Allow me to denounce the hug a while longer. It is significant that one of the alternative ways to speak of kissing in French is the verb embrasser, which is in its composition identical to the German umarmen, i.e., ‘to hug’. Both verbs, when broken down, literally mean ‘to en-arm’, yet while the German word signifies exactly what it says, the French is a euphemism for something else, and indeed something more. Could this be a case of uncharacteristic Gallic prudishness? It is likely that embrasser means something more than what it says for the same reason the verb baiser does: ‘to hug’ means to kiss and ‘to kiss’ means to fuck. There is a general inflationary process going on here, one that probably has more to do with the art of understatement than with pudicity. The act of en-arming itself doesn’t register in the French lexicon at all (except for the negligible étreinte, which connotes constraint or compulsion as much as it does embracing).
Anyway, the question remains: what to do when, going down a line of same- or senior-status, coeval or elder European women, doing the sincere, physical, hopeful, two-cheek thing, all of a sudden I land upon a concitoyenne, an amerikanka, a countrywoman who knows I’m American and knows I know she’s American? I’ve just kissed a gauntlet of Europeans. What am I supposed to do now, raise my hand meekly and say ‘hi’? Revert back to adolescence and give a mere hug? Acknowledge the awkwardness of the situation and mutter ‘the hell with it, let’s just pretend for a moment’? Or am I to put on a show, and allow myself to cut that most ridiculous figure: the American who pretends he is not one? I usually go for one of the last two options, and am never comfortable afterwards. My lips tingle with after-awkwardness the way a child’s butt tingles with fore-pain when it knows it’s in for a spanking (in fact, mine still does, decades after any real possibility of such a response, when I’ve been caught doing something wrong).

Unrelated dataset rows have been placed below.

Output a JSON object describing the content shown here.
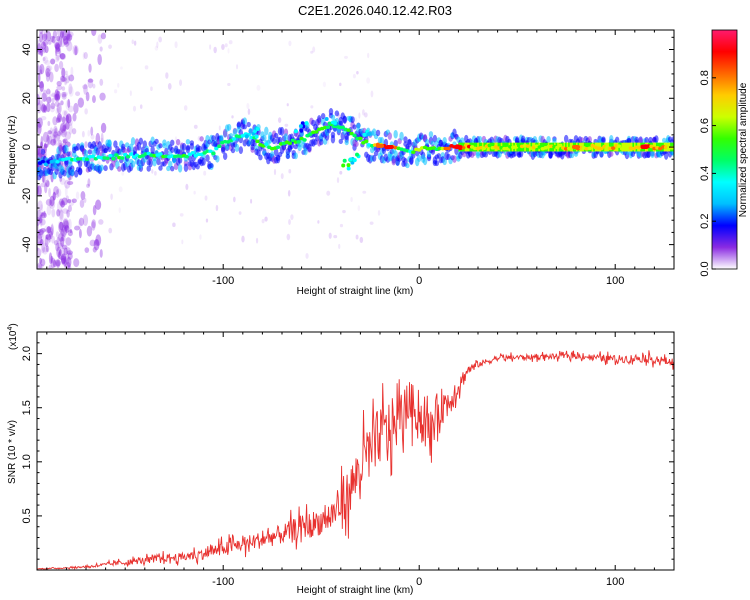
{
  "title": "C2E1.2026.040.12.42.R03",
  "colors": {
    "snr_line": "#e8312e",
    "bg_scatter": "#8a2be2"
  },
  "chart_data": [
    {
      "type": "heatmap",
      "name": "spectrogram",
      "xlabel": "Height of straight line (km)",
      "ylabel": "Frequency (Hz)",
      "xlim": [
        -195,
        130
      ],
      "ylim": [
        -50,
        48
      ],
      "xticks": [
        -100,
        0,
        100
      ],
      "yticks": [
        -40,
        -20,
        0,
        20,
        40
      ],
      "colorbar": {
        "label": "Normalized spectral amplitude",
        "range": [
          0,
          1
        ],
        "ticks": [
          0.0,
          0.2,
          0.4,
          0.6,
          0.8
        ],
        "tick_labels": [
          "0.0",
          "0.2",
          "0.4",
          "0.6",
          "0.8"
        ],
        "colormap": [
          "#ffffff",
          "#8a2be2",
          "#0000ff",
          "#00bfff",
          "#00ffff",
          "#00ff66",
          "#33ff00",
          "#ccff00",
          "#ffcc00",
          "#ff6600",
          "#ff0000",
          "#ff1a6e"
        ]
      },
      "ridge": [
        {
          "x": -195,
          "f": -7,
          "a": 0.15
        },
        {
          "x": -185,
          "f": -6,
          "a": 0.35
        },
        {
          "x": -175,
          "f": -5,
          "a": 0.45
        },
        {
          "x": -165,
          "f": -4.5,
          "a": 0.48
        },
        {
          "x": -155,
          "f": -4,
          "a": 0.5
        },
        {
          "x": -145,
          "f": -3.5,
          "a": 0.45
        },
        {
          "x": -135,
          "f": -3,
          "a": 0.48
        },
        {
          "x": -125,
          "f": -3.5,
          "a": 0.5
        },
        {
          "x": -115,
          "f": -3,
          "a": 0.45
        },
        {
          "x": -105,
          "f": -2,
          "a": 0.45
        },
        {
          "x": -100,
          "f": 2,
          "a": 0.5
        },
        {
          "x": -95,
          "f": 3,
          "a": 0.45
        },
        {
          "x": -90,
          "f": 5,
          "a": 0.4
        },
        {
          "x": -85,
          "f": 4,
          "a": 0.45
        },
        {
          "x": -80,
          "f": 1,
          "a": 0.48
        },
        {
          "x": -75,
          "f": 0,
          "a": 0.5
        },
        {
          "x": -70,
          "f": 1,
          "a": 0.5
        },
        {
          "x": -65,
          "f": 2,
          "a": 0.55
        },
        {
          "x": -60,
          "f": 3,
          "a": 0.55
        },
        {
          "x": -55,
          "f": 5,
          "a": 0.55
        },
        {
          "x": -50,
          "f": 7,
          "a": 0.55
        },
        {
          "x": -45,
          "f": 9,
          "a": 0.55
        },
        {
          "x": -40,
          "f": 8,
          "a": 0.5
        },
        {
          "x": -35,
          "f": 6,
          "a": 0.5
        },
        {
          "x": -30,
          "f": 3,
          "a": 0.55
        },
        {
          "x": -25,
          "f": 1,
          "a": 0.5
        },
        {
          "x": -20,
          "f": 0.5,
          "a": 0.85
        },
        {
          "x": -15,
          "f": 0,
          "a": 0.95
        },
        {
          "x": -10,
          "f": -1,
          "a": 0.55
        },
        {
          "x": -5,
          "f": -2,
          "a": 0.5
        },
        {
          "x": 0,
          "f": -1,
          "a": 0.6
        },
        {
          "x": 5,
          "f": 0,
          "a": 0.7
        },
        {
          "x": 10,
          "f": -1,
          "a": 0.6
        },
        {
          "x": 15,
          "f": 0,
          "a": 0.8
        },
        {
          "x": 20,
          "f": 0,
          "a": 0.95
        },
        {
          "x": 30,
          "f": 0,
          "a": 0.75
        },
        {
          "x": 45,
          "f": 0,
          "a": 0.7
        },
        {
          "x": 60,
          "f": 0,
          "a": 0.7
        },
        {
          "x": 80,
          "f": 0,
          "a": 0.85
        },
        {
          "x": 100,
          "f": 0,
          "a": 0.75
        },
        {
          "x": 115,
          "f": 0,
          "a": 0.9
        },
        {
          "x": 130,
          "f": 0,
          "a": 0.8
        }
      ],
      "offridge_features": [
        {
          "x": -36,
          "f": -7,
          "a": 0.5
        },
        {
          "x": -32,
          "f": -4,
          "a": 0.45
        },
        {
          "x": -45,
          "f": 10,
          "a": 0.4
        },
        {
          "x": -60,
          "f": 8,
          "a": 0.35
        },
        {
          "x": -85,
          "f": 6,
          "a": 0.4
        },
        {
          "x": -28,
          "f": 7,
          "a": 0.35
        }
      ],
      "noise_region": {
        "x_from": -195,
        "x_to": -160,
        "f_from": -50,
        "f_to": 48
      }
    },
    {
      "type": "line",
      "name": "snr",
      "xlabel": "Height of straight line (km)",
      "ylabel": "SNR (10 * v/v)",
      "scale_label": "(x10",
      "scale_exponent": "4",
      "xlim": [
        -195,
        130
      ],
      "ylim": [
        0,
        2.2
      ],
      "xticks": [
        -100,
        0,
        100
      ],
      "yticks": [
        0.5,
        1.0,
        1.5,
        2.0
      ],
      "ytick_labels": [
        "0.5",
        "1.0",
        "1.5",
        "2.0"
      ],
      "series": [
        {
          "name": "SNR",
          "x": [
            -195,
            -180,
            -170,
            -160,
            -150,
            -140,
            -130,
            -120,
            -110,
            -100,
            -90,
            -80,
            -70,
            -60,
            -50,
            -45,
            -40,
            -35,
            -30,
            -25,
            -20,
            -15,
            -10,
            -5,
            0,
            5,
            10,
            15,
            20,
            25,
            30,
            40,
            60,
            80,
            100,
            115,
            130
          ],
          "y": [
            0.01,
            0.02,
            0.03,
            0.05,
            0.07,
            0.09,
            0.11,
            0.12,
            0.15,
            0.2,
            0.24,
            0.28,
            0.33,
            0.4,
            0.45,
            0.5,
            0.6,
            0.75,
            0.95,
            1.1,
            1.25,
            1.3,
            1.4,
            1.55,
            1.45,
            1.25,
            1.5,
            1.55,
            1.7,
            1.85,
            1.9,
            1.96,
            1.97,
            1.98,
            1.95,
            1.96,
            1.92
          ],
          "noise_amplitude": [
            0.005,
            0.01,
            0.02,
            0.03,
            0.05,
            0.06,
            0.07,
            0.08,
            0.1,
            0.12,
            0.14,
            0.16,
            0.18,
            0.22,
            0.25,
            0.3,
            0.35,
            0.45,
            0.5,
            0.5,
            0.55,
            0.55,
            0.45,
            0.4,
            0.4,
            0.4,
            0.35,
            0.3,
            0.2,
            0.1,
            0.06,
            0.05,
            0.05,
            0.05,
            0.07,
            0.08,
            0.07
          ]
        }
      ]
    }
  ]
}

All my blood relations are American, so fortunately I do not have to kiss them. Diogenes cautioned against overuse of slippery-slope arguments by facetiously inferring that to touch one’s mother’s foot is already to commit incest, since from there everything else differs only by degree. But I think there is really something to this argument, at least if bisous are substituted for digito-podal contact. And this is the very same thing that makes non-familial, intercontinental bisous such a perfect gesture: they are a slippery slope, an opening-up through nothing more than an opening, to another human being, with all the hope and danger that implies.